Until then I hope there's another way to resolve this issue.
 
Apr 3, 2020
6
0
10
Since then I've removed the SoftwareDistribution folder from the HD, also removed all unavailable or ghost drives both manually and with the use of a software that can be seen in Device Manager if you enable showing unavailable devices, but that didn't change anything.

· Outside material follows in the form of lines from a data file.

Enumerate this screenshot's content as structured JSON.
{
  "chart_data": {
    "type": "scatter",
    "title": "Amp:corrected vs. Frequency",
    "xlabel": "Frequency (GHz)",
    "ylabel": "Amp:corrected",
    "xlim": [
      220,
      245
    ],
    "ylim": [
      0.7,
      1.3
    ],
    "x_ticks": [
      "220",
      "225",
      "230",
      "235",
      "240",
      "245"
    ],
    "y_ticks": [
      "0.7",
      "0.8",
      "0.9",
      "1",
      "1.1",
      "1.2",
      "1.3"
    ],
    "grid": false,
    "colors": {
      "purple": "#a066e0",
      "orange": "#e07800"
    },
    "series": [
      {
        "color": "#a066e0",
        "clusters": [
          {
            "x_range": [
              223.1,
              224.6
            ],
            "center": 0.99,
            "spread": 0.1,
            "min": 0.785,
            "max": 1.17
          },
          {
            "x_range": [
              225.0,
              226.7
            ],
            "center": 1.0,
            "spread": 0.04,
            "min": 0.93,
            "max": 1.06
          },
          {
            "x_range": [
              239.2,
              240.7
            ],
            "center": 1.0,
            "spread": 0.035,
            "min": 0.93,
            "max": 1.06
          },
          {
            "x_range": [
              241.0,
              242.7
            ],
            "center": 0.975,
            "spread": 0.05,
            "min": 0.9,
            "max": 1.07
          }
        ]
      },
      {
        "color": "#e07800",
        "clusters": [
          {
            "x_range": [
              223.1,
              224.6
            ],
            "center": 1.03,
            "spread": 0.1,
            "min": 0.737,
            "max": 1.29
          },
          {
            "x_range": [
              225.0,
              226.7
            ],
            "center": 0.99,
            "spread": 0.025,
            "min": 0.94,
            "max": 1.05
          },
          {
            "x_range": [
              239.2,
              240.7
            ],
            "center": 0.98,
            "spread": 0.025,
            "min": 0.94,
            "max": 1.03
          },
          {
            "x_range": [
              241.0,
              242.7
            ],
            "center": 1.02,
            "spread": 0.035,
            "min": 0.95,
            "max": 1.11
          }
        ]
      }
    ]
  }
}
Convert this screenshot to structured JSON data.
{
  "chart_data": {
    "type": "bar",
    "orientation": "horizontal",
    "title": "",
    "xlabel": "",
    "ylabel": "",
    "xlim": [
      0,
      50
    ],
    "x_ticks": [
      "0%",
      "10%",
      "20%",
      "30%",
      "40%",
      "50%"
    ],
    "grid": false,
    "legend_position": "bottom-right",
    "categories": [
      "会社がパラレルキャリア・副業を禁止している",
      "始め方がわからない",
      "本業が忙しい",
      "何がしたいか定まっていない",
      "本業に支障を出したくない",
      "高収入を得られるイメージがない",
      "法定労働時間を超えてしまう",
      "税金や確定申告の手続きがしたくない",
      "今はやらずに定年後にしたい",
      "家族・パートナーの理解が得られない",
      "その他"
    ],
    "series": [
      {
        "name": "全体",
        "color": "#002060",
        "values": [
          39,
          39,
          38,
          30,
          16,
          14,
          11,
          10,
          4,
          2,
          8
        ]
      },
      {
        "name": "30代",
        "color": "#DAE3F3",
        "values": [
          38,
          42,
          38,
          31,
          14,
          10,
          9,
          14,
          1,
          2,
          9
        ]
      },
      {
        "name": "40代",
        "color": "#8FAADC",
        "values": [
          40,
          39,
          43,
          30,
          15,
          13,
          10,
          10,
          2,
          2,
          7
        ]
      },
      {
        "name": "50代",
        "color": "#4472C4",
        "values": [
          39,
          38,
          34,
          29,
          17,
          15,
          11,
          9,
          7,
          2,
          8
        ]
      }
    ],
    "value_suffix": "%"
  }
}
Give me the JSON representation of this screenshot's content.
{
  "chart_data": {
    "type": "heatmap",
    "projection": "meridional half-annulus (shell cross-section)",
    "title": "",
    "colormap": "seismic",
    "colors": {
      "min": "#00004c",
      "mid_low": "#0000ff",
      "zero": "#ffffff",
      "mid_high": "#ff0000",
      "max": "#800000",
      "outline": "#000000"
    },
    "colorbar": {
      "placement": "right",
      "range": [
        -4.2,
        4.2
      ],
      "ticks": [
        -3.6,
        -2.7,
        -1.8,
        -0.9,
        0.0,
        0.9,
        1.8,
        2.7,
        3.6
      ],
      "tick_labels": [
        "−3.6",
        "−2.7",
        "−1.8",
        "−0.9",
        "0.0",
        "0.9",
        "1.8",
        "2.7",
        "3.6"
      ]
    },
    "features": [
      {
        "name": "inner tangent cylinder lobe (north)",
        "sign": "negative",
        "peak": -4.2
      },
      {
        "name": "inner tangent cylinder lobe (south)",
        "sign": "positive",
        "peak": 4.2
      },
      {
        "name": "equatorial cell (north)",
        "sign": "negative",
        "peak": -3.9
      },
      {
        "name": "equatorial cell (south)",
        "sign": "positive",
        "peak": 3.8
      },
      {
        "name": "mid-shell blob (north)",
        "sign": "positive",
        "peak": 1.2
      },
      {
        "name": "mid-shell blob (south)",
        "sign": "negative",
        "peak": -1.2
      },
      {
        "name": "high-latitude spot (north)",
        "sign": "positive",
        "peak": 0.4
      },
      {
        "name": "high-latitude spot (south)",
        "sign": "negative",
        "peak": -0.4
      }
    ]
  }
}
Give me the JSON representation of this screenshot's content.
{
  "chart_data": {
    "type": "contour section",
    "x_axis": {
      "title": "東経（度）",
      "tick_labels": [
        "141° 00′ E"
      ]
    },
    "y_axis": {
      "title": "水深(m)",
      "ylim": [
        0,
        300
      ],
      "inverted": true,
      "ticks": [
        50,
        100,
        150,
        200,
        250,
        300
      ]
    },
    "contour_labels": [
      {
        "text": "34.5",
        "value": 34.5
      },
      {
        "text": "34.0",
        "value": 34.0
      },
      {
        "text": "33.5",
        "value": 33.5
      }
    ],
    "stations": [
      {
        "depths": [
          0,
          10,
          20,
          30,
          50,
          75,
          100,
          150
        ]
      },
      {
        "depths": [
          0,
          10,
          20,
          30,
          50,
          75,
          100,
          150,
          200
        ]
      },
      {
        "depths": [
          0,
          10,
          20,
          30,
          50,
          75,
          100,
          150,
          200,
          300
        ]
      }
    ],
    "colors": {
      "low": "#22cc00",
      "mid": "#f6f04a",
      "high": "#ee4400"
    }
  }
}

I'm still looking for other ideas!
 
Apr 3, 2020
6
0
10
UPDATE: I might have mentioned that the system won't even start booting, however that's not actually the case as I recently discovered, that quiet boot is enabled in BIOS, which means instead of showing the white text on black screen, it shows the Acer logo. So the booting sequence starts, but hangs.

SOLUTION:
Partially it was a faulty caddy. When I replaced the caddy, it proceeded with booting, everything went as it should. However the system didn't recognize the hard drive, not even after a restart.
I did the following, which I'd found here https://teckangaroo.com/enable-windows-10-virtual-machine-platform/
- running "bcdedit /set hypervisorlaunchtype off" as an administrator in cmd
In the menu "Turn windows features on or off":
- Disabled -> Hyper-V
- Enabled -> Virtual Machine Platform
- Enabled -> Windows Hypervisor Platform

The interesting part is that I don't know which of the above solved my problem, because I undid all of them one by one, and the problem didn't come back.